Surviving an Airplane Crash:  Two Weeks Later


Ilan Reich

July 15, 2005


To my family and friends:


Two weeks have elapsed since my Cirrus SR22 crashed into the water near the Hudson River at Haverstraw, NY on June 30, 2005.  Most of the events since then have been favorable.  Here’s an update:


·        The compression fracture in one of my lumbar vertebrae is healing very nicely; so much so that I no longer need either the brace or the pain medication.  The x-rays, CT scans and MRIs reveal that the relatively minor compression of the bone is stable.


Here is an image from the Internet of a somewhat comparable example:



The muscles of my lower back (six inches below the fracture) are still somewhat strained, and I sometimes have difficulty finding a comfortable position when lying down.  But the orthopedist tells me I have every reason to expect a full recovery in the next few weeks, although I’ll forever be infinitesimally shorter (maybe 1/16th of an inch).  I’m walking several miles a day and being extra careful to not bend my back just yet.


·        The tumor which led to the seizure and blackout preceding the crash is not technically a tumor of the brain;  rather, its a tumor of the tissue in the lining of the brain, or a meningioma.  It is located on the left side, just off the centerline, directly over the brain mass that controls motor and sensory functions for my right side.  It is at least five years old, medium in size (roughly 3.5 centimeters, which is larger than a golf ball), and is growing at the rate of half a centimeter per year.


Here is an image from the Internet of a somewhat comparable example:




My tumor is “benign” in the sense that it has not invaded other organs or tissues (nor is it likely to); but in every other respect I consider it to be insidious and evil.  Just yesterday I experienced a 45 minute bout of numbness and partial loss of motor control on my entire right side; without the anti-seizure medication (Dilantin) the tumor would certainly have gained the upper hand and triggered a seizure.  In response to that event, the Dilantin dosage was increased and the level is being monitored with a blood test.


·        Because the tumor is large, growing and triggering symptoms, it must be removed.  I am scheduled for surgery at Columbia University Medical Center on Tuesday morning, August 2; although it may get done sooner if an earlier time slot arises.  The surgery will take several hours and will be performed under conscious sedation, rather than general anesthesia, which should help facilitate a short recovery period.  Because of the size and location of my tumor, it is not a candidate for non-invasive radiation therapy. 


Thanks in advance to everyone for their good wishes; but if you’re planning to send flowers or a gift please consider making a donation to Angel Flight instead:  as I learned firsthand from flying nearly 150 missions over the past two years, there’s no end to misery in this world and there are multitudes of people who are far less fortunate than me.


·        My airplane sank in 30 feet of water; it was lifted out, dismantled, inspected by the FAA and Cirrus, and shipped off to an aircraft junkyard in Delaware.  The NTSB is not planning to do an investigation, since there were no mechanical reasons for the crash.





While the damage in this photo appears minimal, I’ve been advised by the insurance company that it will be declared a total loss.  The plane sat for two days in salty water (that section of the river is a tidal estuary from the Atlantic Ocean), so presumably the engine and avionics are beyond repair. 


The pilot’s seat and the parachute were removed and send back to their manufacturers for analysis and research on future airworthiness improvements.  Both performed quite admirably:  I’m told that the honeycomb structure embedded under the seat cushion now contains a very deep impression of my butt; and that the parachute had a small rip (probably from the recovery process).  No doubt the thoughtful engineering and durable crash-safety design by Cirrus and BRS spared me from serious back or spinal injury.


When the wing was removed, visual inspection revealed damage to several elements inside the wing structure.
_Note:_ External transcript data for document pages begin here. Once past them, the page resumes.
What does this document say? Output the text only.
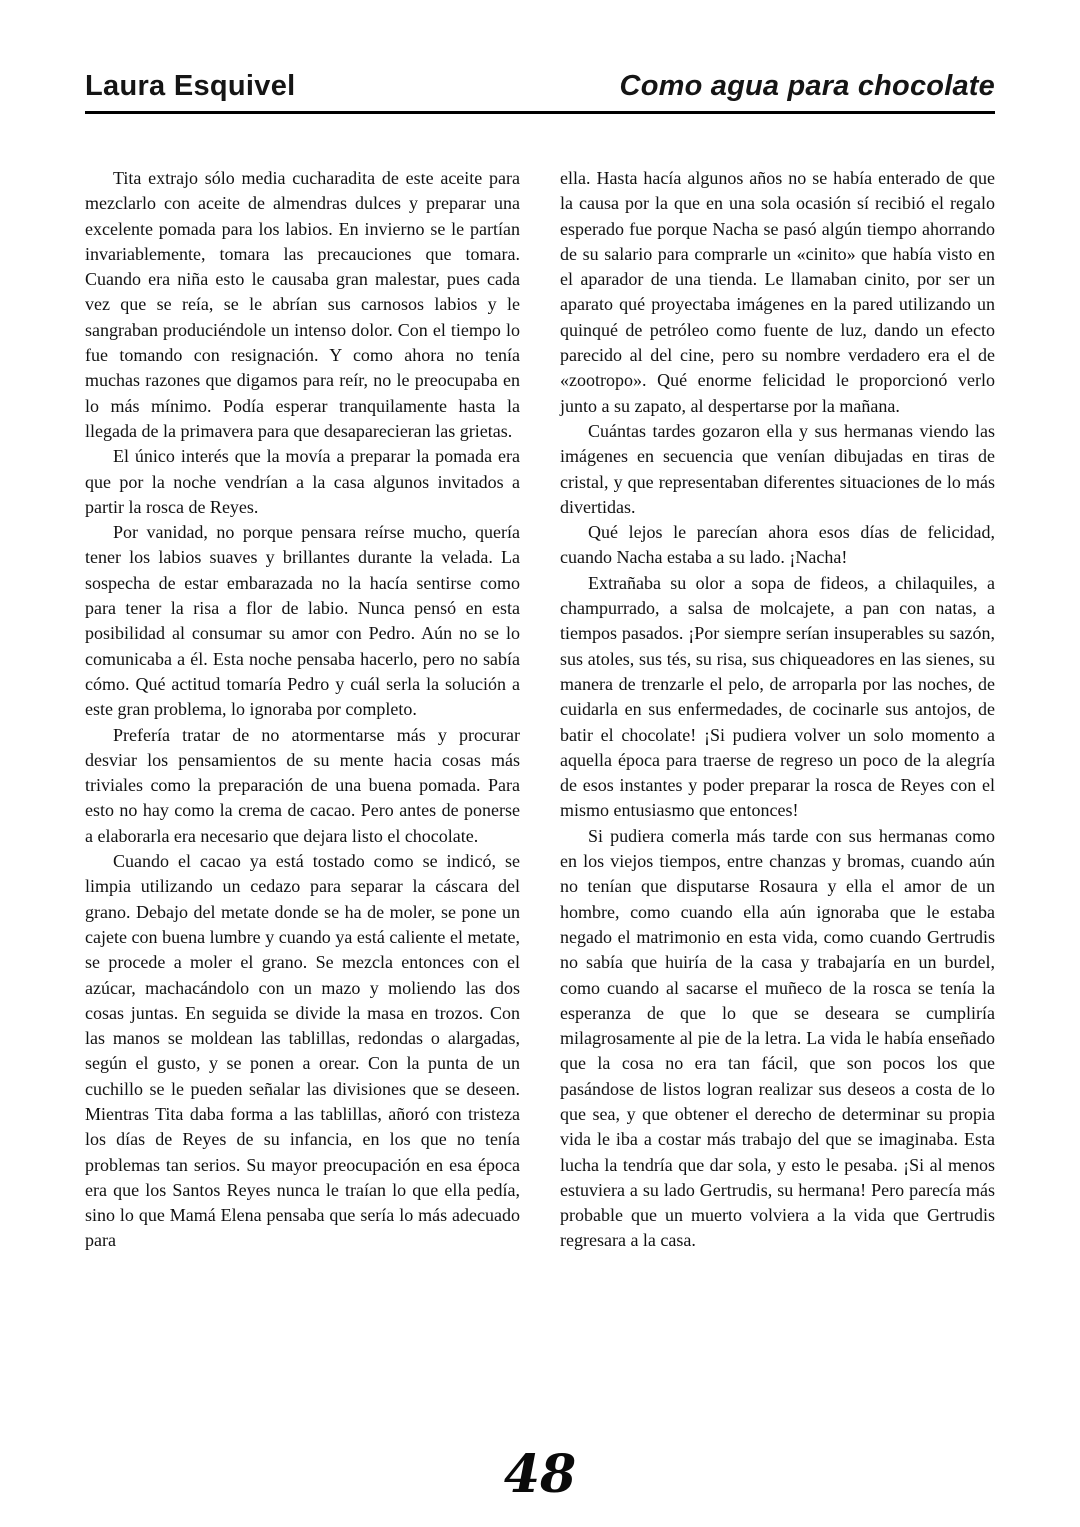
Laura Esquivel	Como agua para chocolate

Tita extrajo sólo media cucharadita de este aceite para mezclarlo con aceite de almendras dulces y preparar una excelente pomada para los labios. En invierno se le partían invariablemente, tomara las precauciones que tomara. Cuando era niña esto le causaba gran malestar, pues cada vez que se reía, se le abrían sus carnosos labios y le sangraban produciéndole un intenso dolor. Con el tiempo lo fue tomando con resignación. Y como ahora no tenía muchas razones que digamos para reír, no le preocupaba en lo más mínimo. Podía esperar tranquilamente hasta la llegada de la primavera para que desaparecieran las grietas.

El único interés que la movía a preparar la pomada era que por la noche vendrían a la casa algunos invitados a partir la rosca de Reyes.

Por vanidad, no porque pensara reírse mucho, quería tener los labios suaves y brillantes durante la velada. La sospecha de estar embarazada no la hacía sentirse como para tener la risa a flor de labio. Nunca pensó en esta posibilidad al consumar su amor con Pedro. Aún no se lo comunicaba a él. Esta noche pensaba hacerlo, pero no sabía cómo. Qué actitud tomaría Pedro y cuál serla la solución a este gran problema, lo ignoraba por completo.

Prefería tratar de no atormentarse más y procurar desviar los pensamientos de su mente hacia cosas más triviales como la preparación de una buena pomada. Para esto no hay como la crema de cacao. Pero antes de ponerse a elaborarla era necesario que dejara listo el chocolate.

Cuando el cacao ya está tostado como se indicó, se limpia utilizando un cedazo para separar la cáscara del grano. Debajo del metate donde se ha de moler, se pone un cajete con buena lumbre y cuando ya está caliente el metate, se procede a moler el grano. Se mezcla entonces con el azúcar, machacándolo con un mazo y moliendo las dos cosas juntas. En seguida se divide la masa en trozos. Con las manos se moldean las tablillas, redondas o alargadas, según el gusto, y se ponen a orear. Con la punta de un cuchillo se le pueden señalar las divisiones que se deseen. Mientras Tita daba forma a las tablillas, añoró con tristeza los días de Reyes de su infancia, en los que no tenía problemas tan serios. Su mayor preocupación en esa época era que los Santos Reyes nunca le traían lo que ella pedía, sino lo que Mamá Elena pensaba que sería lo más adecuado para

ella. Hasta hacía algunos años no se había enterado de que la causa por la que en una sola ocasión sí recibió el regalo esperado fue porque Nacha se pasó algún tiempo ahorrando de su salario para comprarle un «cinito» que había visto en el aparador de una tienda. Le llamaban cinito, por ser un aparato qué proyectaba imágenes en la pared utilizando un quinqué de petróleo como fuente de luz, dando un efecto parecido al del cine, pero su nombre verdadero era el de «zootropo». Qué enorme felicidad le proporcionó verlo junto a su zapato, al despertarse por la mañana.

Cuántas tardes gozaron ella y sus hermanas viendo las imágenes en secuencia que venían dibujadas en tiras de cristal, y que representaban diferentes situaciones de lo más divertidas.

Qué lejos le parecían ahora esos días de felicidad, cuando Nacha estaba a su lado. ¡Nacha!

Extrañaba su olor a sopa de fideos, a chilaquiles, a champurrado, a salsa de molcajete, a pan con natas, a tiempos pasados. ¡Por siempre serían insuperables su sazón, sus atoles, sus tés, su risa, sus chiqueadores en las sienes, su manera de trenzarle el pelo, de arroparla por las noches, de cuidarla en sus enfermedades, de cocinarle sus antojos, de batir el chocolate! ¡Si pudiera volver un solo momento a aquella época para traerse de regreso un poco de la alegría de esos instantes y poder preparar la rosca de Reyes con el mismo entusiasmo que entonces!

Si pudiera comerla más tarde con sus hermanas como en los viejos tiempos, entre chanzas y bromas, cuando aún no tenían que disputarse Rosaura y ella el amor de un hombre, como cuando ella aún ignoraba que le estaba negado el matrimonio en esta vida, como cuando Gertrudis no sabía que huiría de la casa y trabajaría en un burdel, como cuando al sacarse el muñeco de la rosca se tenía la esperanza de que lo que se deseara se cumpliría milagrosamente al pie de la letra. La vida le había enseñado que la cosa no era tan fácil, que son pocos los que pasándose de listos logran realizar sus deseos a costa de lo que sea, y que obtener el derecho de determinar su propia vida le iba a costar más trabajo del que se imaginaba. Esta lucha la tendría que dar sola, y esto le pesaba. ¡Si al menos estuviera a su lado Gertrudis, su hermana! Pero parecía más probable que un muerto volviera a la vida que Gertrudis regresara a la casa.

48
This happened either from the force of the impact into the water, or in the air during the descent (when the airspeed was above “never exceed” speed for probably 10-20 seconds). My guess is the later, since the momentum of a 3,000-pound plane hitting the water at 10-15 mph is probably within the performance envelope (note the minimal damage to the top left prop when it hit the water); whereas anything above the “never exceed” is likely to spell trouble.


·        I am still wrestling with the psychological aspects of surviving the plane crash, and probably will be for some time.  For the first four days, even a small pain would trigger an uncontrollable flood of emotions by forcing a replay of the worst memories of the crash:  struggling to avoid the fuel tanks; hitting the water and seeing it rise to the top of the windows; realizing that the door was jammed and breaking the window to climb out; learning in the emergency room that I have a brain tumor. 


Since then, I am sleeping soundly and have gained some distance both from the worst events of the crash, as well as the physical discomforts that trigger the traumatic memories.  Having the support and love of hundreds of people has helped cushion the pain considerably, but it is still there lurking just beneath the surface; just like the tumor is lurking beneath my skull. 


I wish the surgery could take place right NOW:  I am that certain it will alleviate the root cause of all of the trauma and begin to restore my equanimity with the world.